クリスが優しく返してくれた。そうだ、気になる男性と言われるとしっくりきた。レミリアは本音を話してみようと思った。


「ベオウルフ様は私が亡くなった恋人に似てるから優しいのかなって」


あのベオウルフの態度なら、絶対そんなことはないとクリスは思ってしまった。どう上手く言えばいいものだろう。
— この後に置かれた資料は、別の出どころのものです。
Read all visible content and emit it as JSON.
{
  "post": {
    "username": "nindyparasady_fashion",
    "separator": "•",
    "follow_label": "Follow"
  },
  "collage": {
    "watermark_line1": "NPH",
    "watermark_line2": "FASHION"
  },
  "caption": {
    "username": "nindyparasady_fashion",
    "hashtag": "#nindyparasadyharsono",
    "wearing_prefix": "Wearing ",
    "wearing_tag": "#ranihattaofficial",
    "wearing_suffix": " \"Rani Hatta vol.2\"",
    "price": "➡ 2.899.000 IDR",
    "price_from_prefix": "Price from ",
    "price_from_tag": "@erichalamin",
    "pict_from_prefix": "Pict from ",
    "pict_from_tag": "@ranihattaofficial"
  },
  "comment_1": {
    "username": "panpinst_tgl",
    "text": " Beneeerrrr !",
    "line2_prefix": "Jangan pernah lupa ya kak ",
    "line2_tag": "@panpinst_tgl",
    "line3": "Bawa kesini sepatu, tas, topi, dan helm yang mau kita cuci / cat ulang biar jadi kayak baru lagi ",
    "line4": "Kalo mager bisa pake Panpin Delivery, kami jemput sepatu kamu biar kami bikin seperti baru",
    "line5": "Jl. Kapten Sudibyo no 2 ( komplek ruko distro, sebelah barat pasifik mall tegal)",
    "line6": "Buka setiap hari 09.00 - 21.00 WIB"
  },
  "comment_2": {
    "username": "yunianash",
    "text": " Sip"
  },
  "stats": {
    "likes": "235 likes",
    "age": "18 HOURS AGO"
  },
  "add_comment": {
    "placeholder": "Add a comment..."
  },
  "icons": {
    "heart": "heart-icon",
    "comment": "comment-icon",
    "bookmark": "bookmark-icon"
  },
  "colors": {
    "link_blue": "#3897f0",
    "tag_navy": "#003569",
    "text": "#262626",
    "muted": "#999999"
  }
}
「カロリーナ様がおっしゃるのですから、似ているのは確かなんでしょうけど、ベオウルフ様がおっしゃったわけではないですよね」

「代用品にしているのが後ろめたいから言わなかったとか?」

「逆じゃないでしょうか」

「逆??」


クリスは指を立てて言った。


「いいですか? レミリアさんはベオウルフ様がレミリアさんをエレオノーレ様の代用品にするような器用な性格だと本当に思われますか?」

「うーん、言われたらあまり思いませんね」


ベオウルフはそんなせこい男ではないと思う。むしろ、似ているだけが理由なら遠ざけそうな気がする。
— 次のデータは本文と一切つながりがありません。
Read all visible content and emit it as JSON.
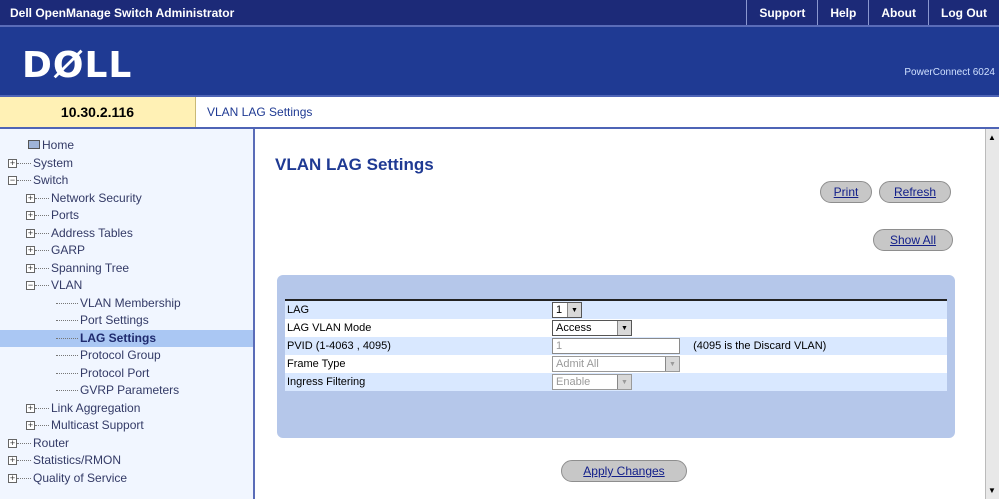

「私は、レミリアさんがベオウルフ様のタイプの女性なのだと思うんです。元カノと似たような女性に優しくしてしまうのは、本能的に好みの女性だからだということなんです」

「なっ」


レミリアが顔が真っ赤になってしまった。でも照れ臭いが、一理あるかもしれない。


「カロリーナ様が第一印象でお二人が似ていると感じたのに、ベオウルフ様が一切その件を口にしなかったのは、レミリアさんに対する配慮もあるとは思いますが、照れ臭くて言えないんじゃないでしょうか」

「あうう」


クリス……なんて恐ろしい子! とレミリアは思ってしまった。あんなに悩んでいたのに、今はクリスの言う通りだと思わずにはいられない。だがあえて反論してみた。
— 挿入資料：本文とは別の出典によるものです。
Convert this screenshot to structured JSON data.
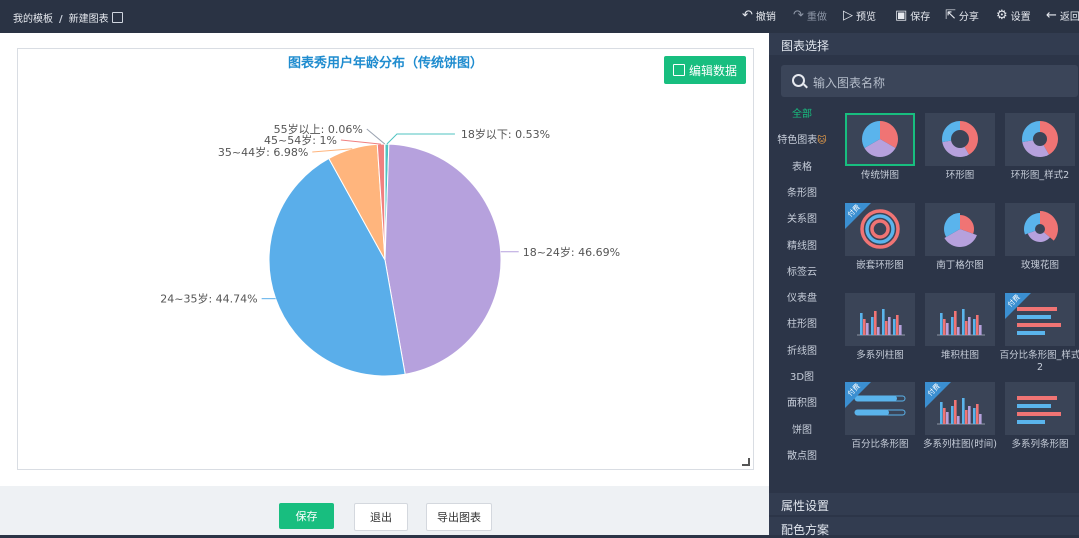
{
  "breadcrumb": {
    "root": "我的模板",
    "separator": "/",
    "current": "新建图表"
  },
  "toolbar": {
    "undo": "撤销",
    "redo": "重做",
    "preview": "预览",
    "save": "保存",
    "share": "分享",
    "settings": "设置",
    "back": "返回"
  },
  "chart": {
    "title": "图表秀用户年龄分布（传统饼图）",
    "edit_data_label": "编辑数据"
  },
  "chart_data": {
    "type": "pie",
    "title": "图表秀用户年龄分布（传统饼图）",
    "slices": [
      {
        "label": "18岁以下",
        "value": 0.53,
        "text": "18岁以下: 0.53%",
        "color": "#4fc3c1"
      },
      {
        "label": "18~24岁",
        "value": 46.69,
        "text": "18~24岁: 46.69%",
        "color": "#b6a1dd"
      },
      {
        "label": "24~35岁",
        "value": 44.74,
        "text": "24~35岁: 44.74%",
        "color": "#5aaeea"
      },
      {
        "label": "35~44岁",
        "value": 6.98,
        "text": "35~44岁: 6.98%",
        "color": "#ffb57d"
      },
      {
        "label": "45~54岁",
        "value": 1,
        "text": "45~54岁: 1%",
        "color": "#f08080"
      },
      {
        "label": "55岁以上",
        "value": 0.06,
        "text": "55岁以上: 0.06%",
        "color": "#a9c46a"
      }
    ]
  },
  "bottom_buttons": {
    "save": "保存",
    "exit": "退出",
    "export": "导出图表"
  },
  "panel": {
    "chart_select_header": "图表选择",
    "search_placeholder": "输入图表名称",
    "categories": [
      "全部",
      "特色图表",
      "表格",
      "条形图",
      "关系图",
      "精线图",
      "标签云",
      "仪表盘",
      "柱形图",
      "折线图",
      "3D图",
      "面积图",
      "饼图",
      "散点图"
    ],
    "featured_emoji": "🐱",
    "tiles": [
      {
        "label": "传统饼图",
        "selected": true,
        "paid": false
      },
      {
        "label": "环形图",
        "paid": false
      },
      {
        "label": "环形图_样式2",
        "paid": false
      },
      {
        "label": "嵌套环形图",
        "paid": true
      },
      {
        "label": "南丁格尔图",
        "paid": false
      },
      {
        "label": "玫瑰花图",
        "paid": false
      },
      {
        "label": "多系列柱图",
        "paid": false
      },
      {
        "label": "堆积柱图",
        "paid": false
      },
      {
        "label": "百分比条形图_样式2",
        "paid": true
      },
      {
        "label": "百分比条形图",
        "paid": true
      },
      {
        "label": "多系列柱图(时间)",
        "paid": true
      },
      {
        "label": "多系列条形图",
        "paid": false
      }
    ],
    "paid_badge": "付费",
    "property_header": "属性设置",
    "color_header": "配色方案"
  }
}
「わ、わわ私が……その、タイプだからって、いきなり優しくするなんて軽くないですか」

「恋が始まるきっかけなんて、そのようなものだと思いますけど。レミリアさんもベオウルフ様が優しかったり頼りになったりするから、気になっているのですよね?」


もはやクリスはレミリアにとって愛の伝道師だった。欲しい言葉を欲しい時にかけてくれる。

散々悩んでいた気持ちがどこかに行ってしまった。


気が楽になると、なんだかお腹が空いてきた。


「私、なんだかお腹が空いてきました」

「では、時間が来たらレミリアさんもいらっしゃるとアレイスター様にお伝えしておきますね」


クリスが部屋を出る時、レミリアはにこにこと上機嫌にしていた。

思い込みが激しいが少しちょろすぎてクリスは心配になった。

ベオウルフ様はもっと上手くやればいいのにとも思った。